One prominent African-American supporter of Mr. Bush who is close to Karl Rove, the White House political chief, said the president did not go into the heart of New Orleans and meet with black victims on his first trip there, last Friday, because he knew that White House officials were "scared to death" of the reaction.

"If I'm Karl, do I want the visual of black people hollering at the president as if we're living in Rwanda?" said the supporter, who spoke only anonymously because he did not want to antagonize Mr. Rove.

At the same time, news reports quickly appeared about Mr. Brown's qualifications for the job: he was a former commissioner of the International Arabian Horse Association and for 30 years a friend of Joe M. Allbaugh, who managed Mr. Bush's 2000 presidential campaign and was the administration's first FEMA director. Mr. Brown's credentials came to roost at the White House, where Mr. Bush faced angry accusations that the director's hiring had amounted to nothing more than cronyism.

Members of Congress quickly weighed in. Senator Mary L. Landrieu, a Louisiana Democrat who was in New Orleans or Baton Rouge for more than a week after the hurricane swept ashore, said of Mr. Brown last Friday that "I have been telling him from the moment he arrived about the urgency of the situation" and "I just have to tell you that he had a difficult time understanding the enormity of the task before us."

Members of Mr. Bush's party also were angry. Last week House Republicans pressed the White House to fire Mr. Brown. Senator Trent Lott of Mississippi pulled the president aside for a private meeting on Monday in Poplarville, Miss., to ask him to intervene personally to untangle FEMA red tape.

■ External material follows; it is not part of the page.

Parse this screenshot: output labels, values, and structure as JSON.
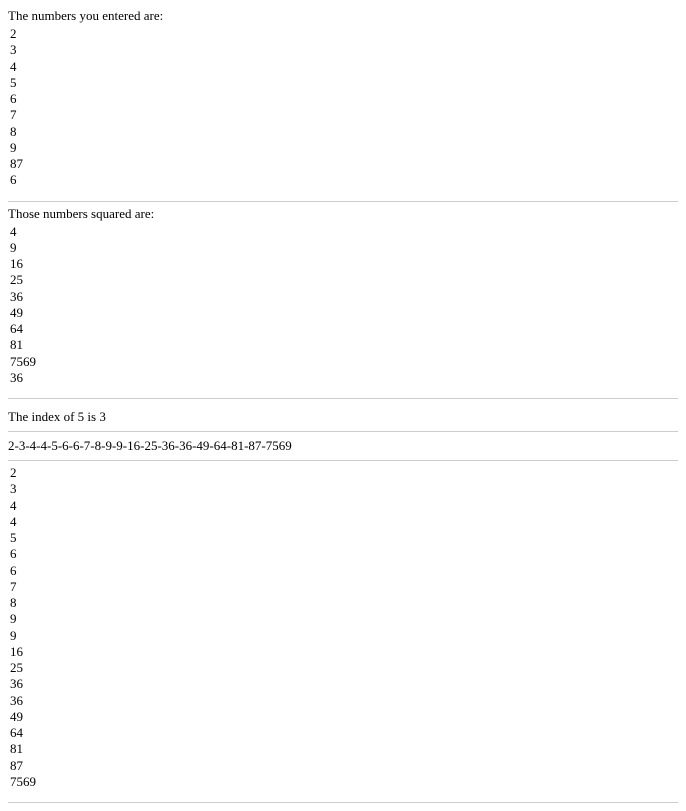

Mr. Lott, exasperated, told Mr. Bush that he needed to press the agency to send the state 46,000 trailers, promised for days as temporary housing for hurricane victims.

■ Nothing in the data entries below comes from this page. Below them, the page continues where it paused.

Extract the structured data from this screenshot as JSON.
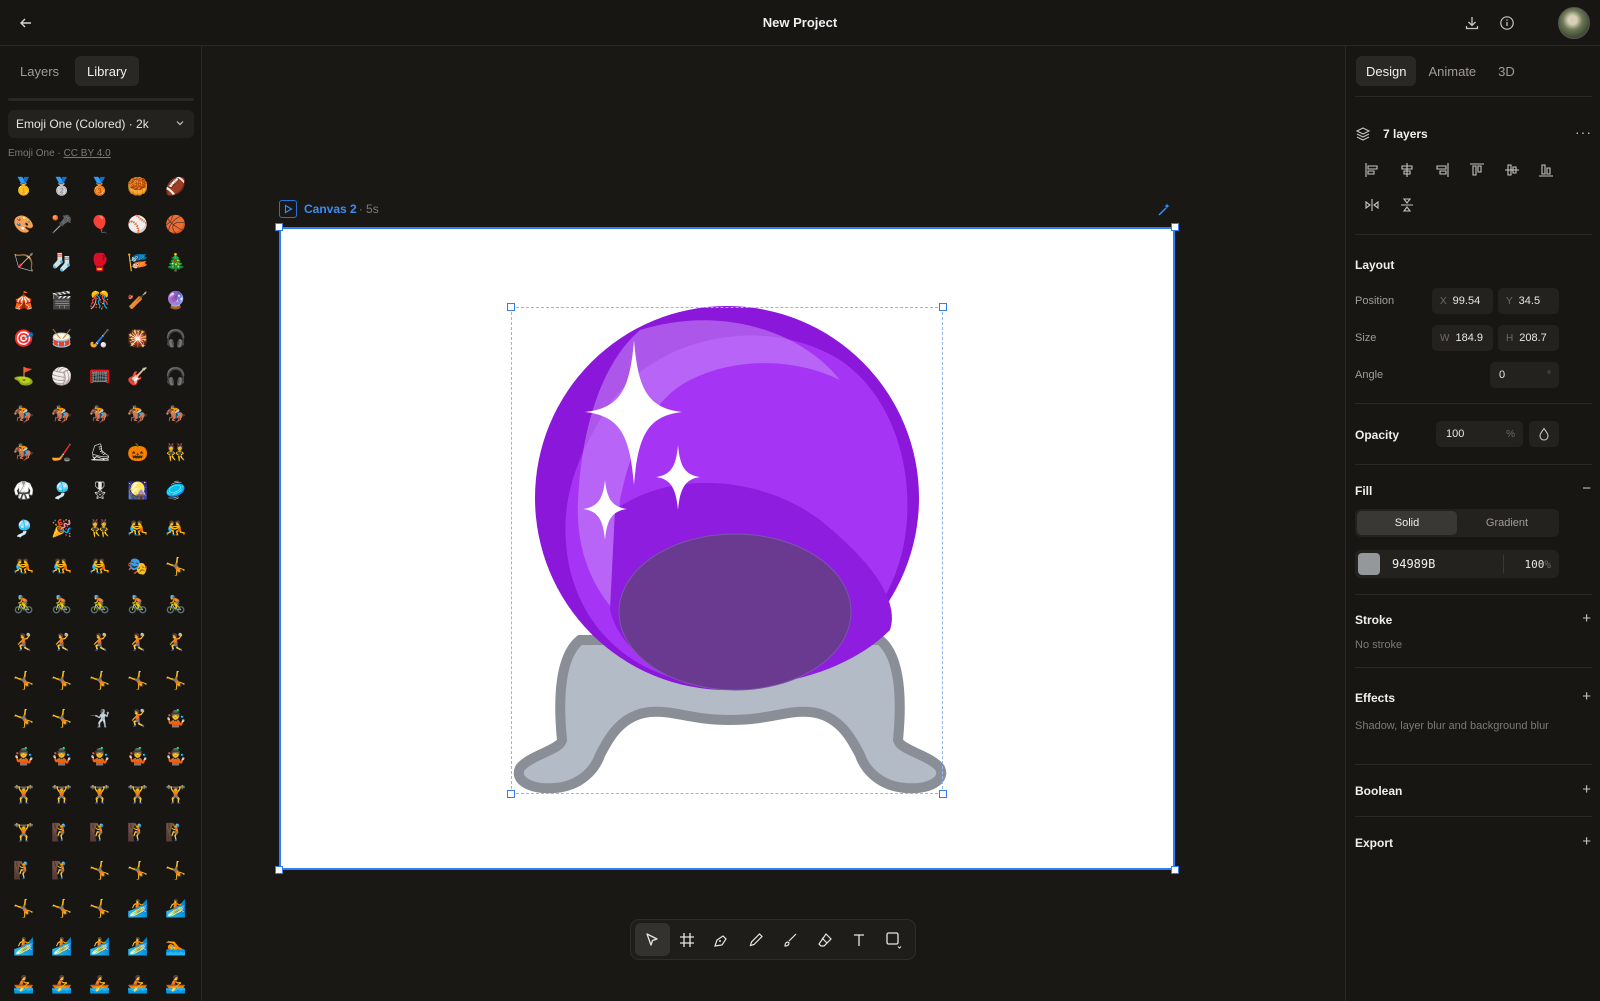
{
  "header": {
    "title": "New Project",
    "back_icon": "arrow-left-icon",
    "actions": [
      "download-icon",
      "info-icon",
      "avatar"
    ]
  },
  "left_panel": {
    "tabs": [
      {
        "label": "Layers",
        "active": false
      },
      {
        "label": "Library",
        "active": true
      }
    ],
    "library_select": "Emoji One (Colored) · 2k",
    "credit_prefix": "Emoji One · ",
    "credit_license": "CC BY 4.0",
    "emojis": [
      "🥇",
      "🥈",
      "🥉",
      "🥮",
      "🏈",
      "🎨",
      "🥍",
      "🎈",
      "⚾",
      "🏀",
      "🏹",
      "🧦",
      "🥊",
      "🎏",
      "🎄",
      "🎪",
      "🎬",
      "🎊",
      "🏏",
      "🔮",
      "🎯",
      "🥁",
      "🏑",
      "🎇",
      "🎧",
      "⛳",
      "🏐",
      "🥅",
      "🎸",
      "🎧",
      "🏇",
      "🏇",
      "🏇",
      "🏇",
      "🏇",
      "🏇",
      "🏒",
      "⛸",
      "🎃",
      "👯",
      "🥋",
      "🎐",
      "🎖",
      "🎑",
      "🥏",
      "🎐",
      "🎉",
      "👯",
      "🤼",
      "🤼",
      "🤼",
      "🤼",
      "🤼",
      "🎭",
      "🤸",
      "🚴",
      "🚴",
      "🚴",
      "🚴",
      "🚴",
      "🤾",
      "🤾",
      "🤾",
      "🤾",
      "🤾",
      "🤸",
      "🤸",
      "🤸",
      "🤸",
      "🤸",
      "🤸",
      "🤸",
      "🤺",
      "🤾",
      "🤹",
      "🤹",
      "🤹",
      "🤹",
      "🤹",
      "🤹",
      "🏋",
      "🏋",
      "🏋",
      "🏋",
      "🏋",
      "🏋",
      "🧗",
      "🧗",
      "🧗",
      "🧗",
      "🧗",
      "🧗",
      "🤸",
      "🤸",
      "🤸",
      "🤸",
      "🤸",
      "🤸",
      "🏄",
      "🏄",
      "🏄",
      "🏄",
      "🏄",
      "🏄",
      "🏊",
      "🚣",
      "🚣",
      "🚣",
      "🚣",
      "🚣"
    ]
  },
  "canvas": {
    "name": "Canvas 2",
    "duration": " · 5s",
    "art_colors": {
      "orb_outer": "#8a17d9",
      "orb_inner": "#a534f4",
      "orb_shade": "#8e1de0",
      "orb_bottom": "#6a3a91",
      "stand_fill": "#b3bbc6",
      "stand_stroke": "#8a8f97"
    }
  },
  "right_panel": {
    "tabs": [
      {
        "label": "Design",
        "active": true
      },
      {
        "label": "Animate",
        "active": false
      },
      {
        "label": "3D",
        "active": false
      }
    ],
    "layers_count": "7 layers",
    "layout": {
      "title": "Layout",
      "position_label": "Position",
      "x_prefix": "X",
      "x_value": "99.54",
      "y_prefix": "Y",
      "y_value": "34.5",
      "size_label": "Size",
      "w_prefix": "W",
      "w_value": "184.9",
      "h_prefix": "H",
      "h_value": "208.7",
      "angle_label": "Angle",
      "angle_value": "0",
      "angle_unit": "°"
    },
    "opacity": {
      "label": "Opacity",
      "value": "100",
      "unit": "%"
    },
    "fill": {
      "title": "Fill",
      "modes": [
        "Solid",
        "Gradient"
      ],
      "active_mode": "Solid",
      "color_hex": "94989B",
      "swatch": "#94989b",
      "alpha": "100",
      "alpha_unit": "%"
    },
    "stroke": {
      "title": "Stroke",
      "empty": "No stroke"
    },
    "effects": {
      "title": "Effects",
      "desc": "Shadow, layer blur and background blur"
    },
    "boolean": {
      "title": "Boolean"
    },
    "export": {
      "title": "Export"
    }
  },
  "toolbar": {
    "tools": [
      "select-icon",
      "frame-icon",
      "pen-icon",
      "pencil-icon",
      "brush-icon",
      "eraser-icon",
      "text-icon",
      "shape-icon"
    ],
    "active": "select-icon"
  },
  "colors": {
    "accent": "#2e7cf6",
    "panel": "#171613",
    "stage": "#1a1814"
  }
}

For a time, Mr. Lott did not directly criticize Mr. Brown or the federal response in public. "My mama didn't raise no idiot," he joked on Capitol Hill last week. "I ain't going to bite the hand that's trying to save me."

But on Friday, with Mr. Brown's tenure in the relief role at an end, the senator issued a statement that made clear his views, and those of many others.

"Something needed to happen," Mr. Lott's statement said. "Michael Brown has been acting like a private instead of a general. When you're in the middle of a disaster, you can't stop to check the legal niceties or to review FEMA regulations before deciding to help Mississippians knocked flat on their backs."

Mr. Bush, characteristically, did not officially dismiss Mr. Brown, instead calling him back to Washington to run FEMA while a crisis-tested Coast Guard commander, Vice Adm. Thad W. Allen, was given oversight of the relief effort. The take-charge Admiral Allen, who commanded the Coast Guard's response up and down the Atlantic Seaboard after the attacks of Sept. 11, 2001, immediately appeared on television as the public face of the administration's response.

In Baton Rouge, Mr. Brown appeared briefly at Mr. Chertoff's side before heading back to the capital, where, the secretary said, the director was needed for potential disasters.

"We've got tropical storms and hurricanes brewing in the ocean," Mr. Chertoff said.